Hasan Basri Çantay - Kur'an-ı Hakim ve Meal-i Kerim
2:213 İnsanlar bir tek ümmetdi (kimi iman etmek, kimi küfre sapmak suretiyle ihtilafa düşdüler). Binaen'aleyh Allah (rahmetinin) müjdeciler (i, azabının) haberciler (i) olmak üzere (onlara) peygamberler gönderdi ve beraberlerinde — insanların ihtilafa düşdükleri şeyler hakkında aralarında hüküm vermek için — hak (ve gerçek) kitablar da indirdi. Halbuki kendilerine apaçık deliller geldikden sonra birbirine karşı olan ihtiras ve hasedden ötürü ihtilafa düşenler; o (Kitab) verilenlerden başkası değildir. İşte Allah (böylece) iman edenleri, kendi iradesiyle; hakkında ihtilafa düşdükleri hakka (gerçeğe) ulaşdırdı. Allah kimi dilerse onu doğru yola iletir.
İbni Kesir -
2:213 İnsanlar bir tek ümmetti. Allah müjdeleyici ve korkutucu peygamberler gönderdi ve onlarla beraber insanların ihtilafa düştükleri şeylerde aralarında hüküm vermeleri için hak kitablar indirdi. Halbuki kitab verilmiş olanlar, kendilerinde açık deliller geldikten sonra aralarındaki ihtirastan dolayı ihtilafa düştüler. İşte Allah; kendi izniyle, iman edenleri, üzerinde ihtilafa düştükleri Hakka ulaştırdı. Allah dilediğini doğru yola ulaştırır.

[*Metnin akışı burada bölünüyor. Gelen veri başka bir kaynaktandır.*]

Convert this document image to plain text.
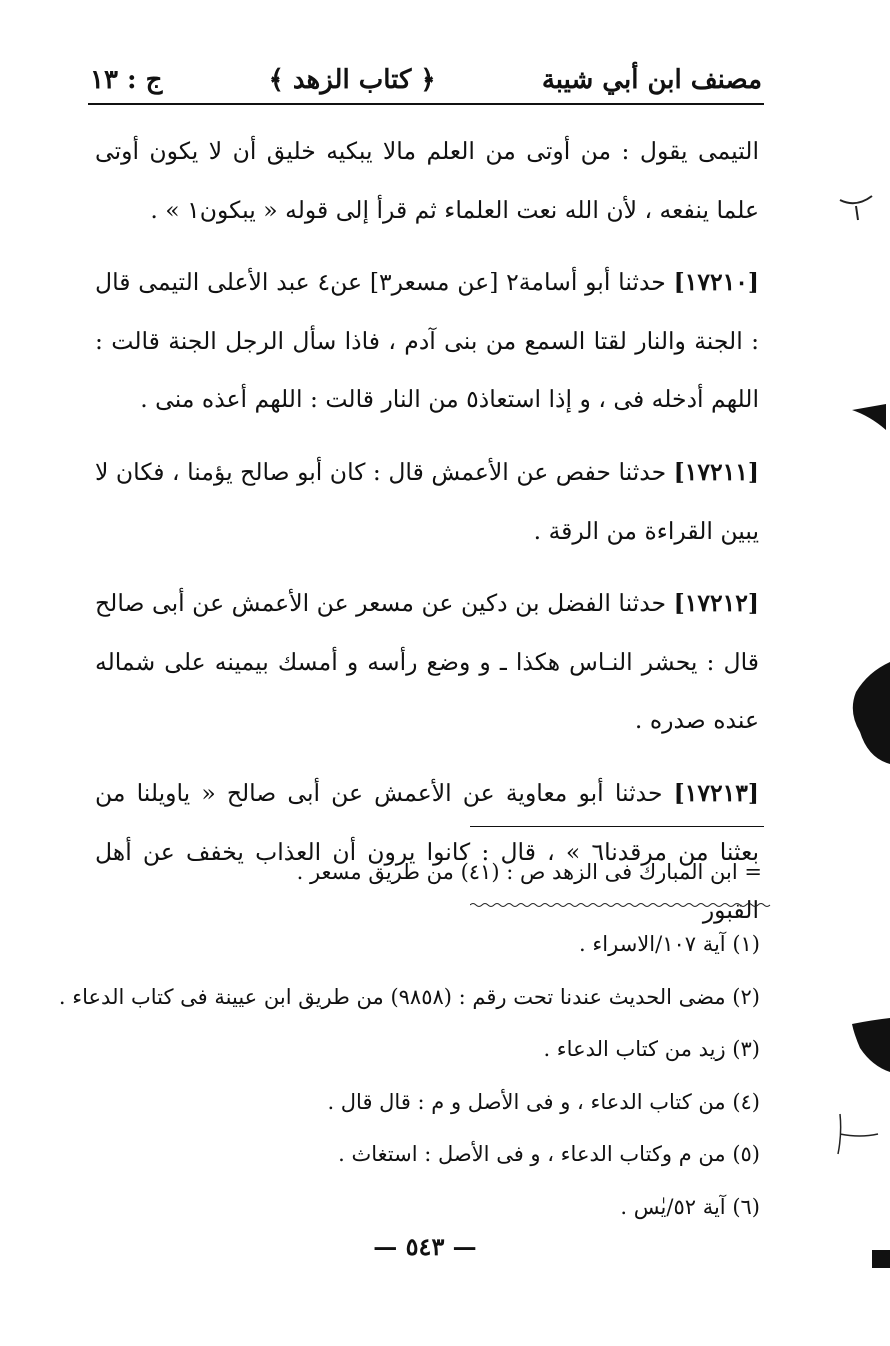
مصنف ابن أبي شيبة
﴿ كتاب الزهد ﴾
ج : ١٣

التيمى يقول : من أوتى من العلم مالا يبكيه خليق أن لا يكون أوتى علما ينفعه ، لأن الله نعت العلماء ثم قرأ إلى قوله « يبكون١ » .

[١٧٢١٠] حدثنا أبو أسامة٢ [عن مسعر٣] عن٤ عبد الأعلى التيمى قال : الجنة والنار لقتا السمع من بنى آدم ، فاذا سأل الرجل الجنة قالت : اللهم أدخله فى ، و إذا استعاذ٥ من النار قالت : اللهم أعذه منى .

[١٧٢١١] حدثنا حفص عن الأعمش قال : كان أبو صالح يؤمنا ، فكان لا يبين القراءة من الرقة .

[١٧٢١٢] حدثنا الفضل بن دكين عن مسعر عن الأعمش عن أبى صالح قال : يحشر النـاس هكذا ـ و وضع رأسه و أمسك بيمينه على شماله عنده صدره .

[١٧٢١٣] حدثنا أبو معاوية عن الأعمش عن أبى صالح « ياويلنا من بعثنا من مرقدنا٦ » ، قال : كانوا يرون أن العذاب يخفف عن أهل القبور

= ابن المبارك فى الزهد ص : (٤١) من طريق مسعر .
(١) آية ١٠٧/الاسراء .
(٢) مضى الحديث عندنا تحت رقم : (٩٨٥٨) من طريق ابن عيينة فى كتاب الدعاء .
(٣) زيد من كتاب الدعاء .
(٤) من كتاب الدعاء ، و فى الأصل و م : قال قال .
(٥) من م وكتاب الدعاء ، و فى الأصل : استغاث .
(٦) آية ٥٢/يٰس .
— ٥٤٣ —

Şaban Piriş - Kur'an-ı Kerim Türkçe Anlamı
2:213 İnsanlar tek bir ümmet idi. Allah, peygamberleri müjdeci ve uyarıcı olarak gönderdi; insanların ayrılığa düştükleri hususlarda aralarında hüküm vermek için, onlarla birlikte hak olan kitabı da indirdi. Ancak kitap verilenler, kendilerine belgeler geldikten sonra aralarındaki kıskançlık yüzünden onda ayrılığa düştüler. Allah ise iman edenleri, onların hakkında ayrılığa düştükleri doğruya kendi izniyle ulaştırdı. Allah, dilediğine doğru yolu gösterir.

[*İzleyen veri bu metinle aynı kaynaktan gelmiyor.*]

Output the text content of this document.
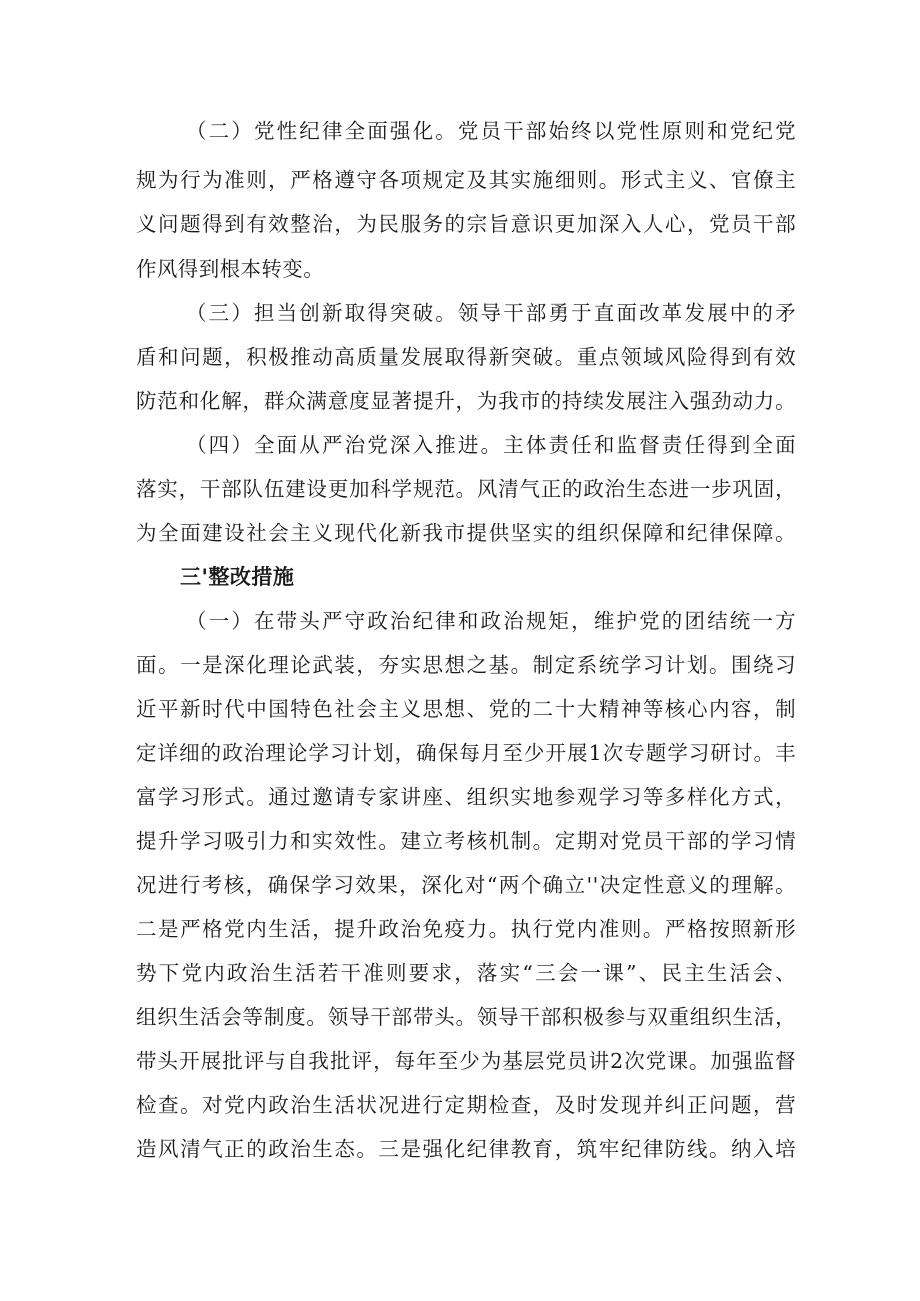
（二）党性纪律全面强化。党员干部始终以党性原则和党纪党
规为行为准则，严格遵守各项规定及其实施细则。形式主义、官僚主
义问题得到有效整治，为民服务的宗旨意识更加深入人心，党员干部
作风得到根本转变。
（三）担当创新取得突破。领导干部勇于直面改革发展中的矛
盾和问题，积极推动高质量发展取得新突破。重点领域风险得到有效
防范和化解，群众满意度显著提升，为我市的持续发展注入强劲动力。
（四）全面从严治党深入推进。主体责任和监督责任得到全面
落实，干部队伍建设更加科学规范。风清气正的政治生态进一步巩固，
为全面建设社会主义现代化新我市提供坚实的组织保障和纪律保障。
三'整改措施
（一）在带头严守政治纪律和政治规矩，维护党的团结统一方
面。一是深化理论武装，夯实思想之基。制定系统学习计划。围绕习
近平新时代中国特色社会主义思想、党的二十大精神等核心内容，制
定详细的政治理论学习计划，确保每月至少开展1次专题学习研讨。丰
富学习形式。通过邀请专家讲座、组织实地参观学习等多样化方式，
提升学习吸引力和实效性。建立考核机制。定期对党员干部的学习情
况进行考核，确保学习效果，深化对“两个确立''决定性意义的理解。
二是严格党内生活，提升政治免疫力。执行党内准则。严格按照新形
势下党内政治生活若干准则要求，落实“三会一课”、民主生活会、
组织生活会等制度。领导干部带头。领导干部积极参与双重组织生活，
带头开展批评与自我批评，每年至少为基层党员讲2次党课。加强监督
检查。对党内政治生活状况进行定期检查，及时发现并纠正问题，营
造风清气正的政治生态。三是强化纪律教育，筑牢纪律防线。纳入培
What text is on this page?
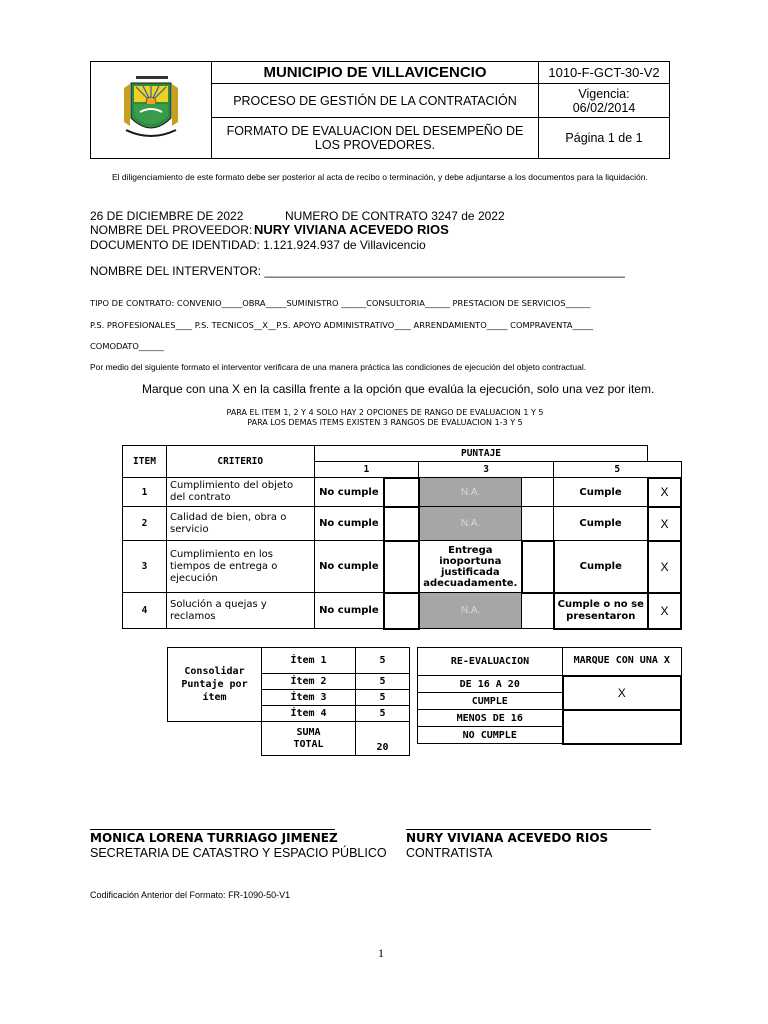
	MUNICIPIO DE VILLAVICENCIO	1010-F-GCT-30-V2
	PROCESO DE GESTIÓN DE LA CONTRATACIÓN	Vigencia:
06/02/2014

	FORMATO DE EVALUACION DEL DESEMPEÑO DE LOS PROVEDORES.	Página 1 de 1
El diligenciamiento de este formato debe ser posterior al acta de recibo o terminación, y debe adjuntarse a los documentos para la liquidación.
26 DE DICIEMBRE DE 2022	NUMERO DE CONTRATO 3247 de 2022
NOMBRE DEL PROVEEDOR: NURY VIVIANA ACEVEDO RIOS
DOCUMENTO DE IDENTIDAD: 1.121.924.937 de Villavicencio
NOMBRE DEL INTERVENTOR: ______________________________________________________
TIPO DE CONTRATO: CONVENIO_____OBRA_____SUMINISTRO ______CONSULTORIA______ PRESTACION DE SERVICIOS______
P.S. PROFESIONALES____ P.S. TECNICOS__X__P.S. APOYO ADMINISTRATIVO____ ARRENDAMIENTO_____ COMPRAVENTA_____
COMODATO______
Por medio del siguiente formato el interventor verificara de una manera práctica las condiciones de ejecución del objeto contractual.
Marque con una X en la casilla frente a la opción que evalúa la ejecución, solo una vez por item.
PARA EL ITEM 1, 2 Y 4 SOLO HAY 2 OPCIONES DE RANGO DE EVALUACION 1 Y 5
PARA LOS DEMAS ITEMS EXISTEN 3 RANGOS DE EVALUACION 1-3 Y 5
ITEM	CRITERIO	PUNTAJE					
		1		3		5	
1	Cumplimiento del objeto del contrato	No cumple		N.A.		Cumple	X
2	Calidad de bien, obra o servicio	No cumple		N.A.		Cumple	X
3	Cumplimiento en los tiempos de entrega o ejecución	No cumple		Entrega inoportuna justificada adecuadamente.		Cumple	X
4	Solución a quejas y reclamos	No cumple		N.A.		Cumple o no se presentaron	X
Consolidar Puntaje por ítem	Ítem 1	5
	Ítem 2	5
	Ítem 3	5
	Ítem 4	5
	SUMA TOTAL	20
RE-EVALUACION	MARQUE CON UNA X
DE 16 A 20	X
CUMPLE	
MENOS DE 16	
NO CUMPLE	
MONICA LORENA TURRIAGO JIMENEZ
SECRETARIA DE CATASTRO Y ESPACIO PÚBLICO
NURY VIVIANA ACEVEDO RIOS
CONTRATISTA
Codificación Anterior del Formato: FR-1090-50-V1
1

Suat Yıldırım - Kuran-ı Kerim ve Meali
2:213 Bütün insanlar bir tek ümmet teşkil ediyorlardı. Aralarında ihtilaflar başlayınca, Allah onlara içlerinden müjdeleyici ve uyarıcı olarak peygamberler gönderdi. Onların beraberinde, insanlar arasında hükmetmek için, kitap ve hikmeti gönderdi ki, ihtilaf ettikleri konularda aralarında hükmetsin. Halbuki, o meselelerde anlaşmazlığa düşenler, kendilerine apaçık ayetlerimiz geldikten sonra, sırf aralarındaki haset yüzünden ihtilafa düşen Ehl-i kitaptan başkası değildi. Allah da, onların hakkında ihtilaf ettikleri gerçeği, Kendi izni ile bu iman edenlere bildirdi. Öyle ya, Allah dilediğini doğru yola eriştirir.

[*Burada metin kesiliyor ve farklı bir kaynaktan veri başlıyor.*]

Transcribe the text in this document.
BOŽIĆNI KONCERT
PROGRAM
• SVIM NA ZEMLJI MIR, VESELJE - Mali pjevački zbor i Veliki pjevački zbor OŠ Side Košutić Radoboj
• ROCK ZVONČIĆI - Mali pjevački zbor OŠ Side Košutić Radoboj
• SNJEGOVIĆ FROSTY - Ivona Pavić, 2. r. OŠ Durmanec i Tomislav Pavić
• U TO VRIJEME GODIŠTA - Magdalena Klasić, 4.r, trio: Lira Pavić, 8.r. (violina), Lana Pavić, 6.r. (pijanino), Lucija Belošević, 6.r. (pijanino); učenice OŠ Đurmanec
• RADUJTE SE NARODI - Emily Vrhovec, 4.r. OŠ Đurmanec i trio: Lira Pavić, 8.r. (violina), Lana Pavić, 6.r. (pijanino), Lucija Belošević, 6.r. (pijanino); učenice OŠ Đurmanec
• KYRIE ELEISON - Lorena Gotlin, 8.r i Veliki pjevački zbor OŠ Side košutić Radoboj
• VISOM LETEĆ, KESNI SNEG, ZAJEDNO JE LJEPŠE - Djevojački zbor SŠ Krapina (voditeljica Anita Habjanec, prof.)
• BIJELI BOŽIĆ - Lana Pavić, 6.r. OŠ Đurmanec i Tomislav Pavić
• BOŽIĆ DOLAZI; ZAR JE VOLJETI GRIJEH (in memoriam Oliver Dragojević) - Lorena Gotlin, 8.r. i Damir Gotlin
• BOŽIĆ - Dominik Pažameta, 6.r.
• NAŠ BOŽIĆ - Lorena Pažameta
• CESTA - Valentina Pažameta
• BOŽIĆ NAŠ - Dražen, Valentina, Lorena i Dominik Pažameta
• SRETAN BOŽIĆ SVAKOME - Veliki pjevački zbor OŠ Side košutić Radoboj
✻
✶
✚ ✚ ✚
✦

Ahmed Hulusi - Türkçe Kur'an Çözümü
2:213 Bütün insanlar bir zamanlar tek bir topluluk idi. Müjdeleyici ve uyarıcı olarak Allah, Nebileri ba's etti (nübüvvet kemalatını onlarda açığa çıkardı). Onlar yanı sıra, ayrılığa düştükleri konularda aralarında hükmetmek için, Hak olarak Kitabı (hakikat ve Sünnetullah bilgisini) inzal etti. Kendilerine Kitap verilmiş olanlar, apaçık deliller gelmesine rağmen, kıskançlık yüzünden onda ihtilafa düştüler. Allah, biiznihi (nefslerindeki Esma bileşiminin elvermesiyle) iman edenleri, onların ayrılığa düştükleri konuda, hidayete erdirdi. Allah dilediğini dosdoğru yola erdirir.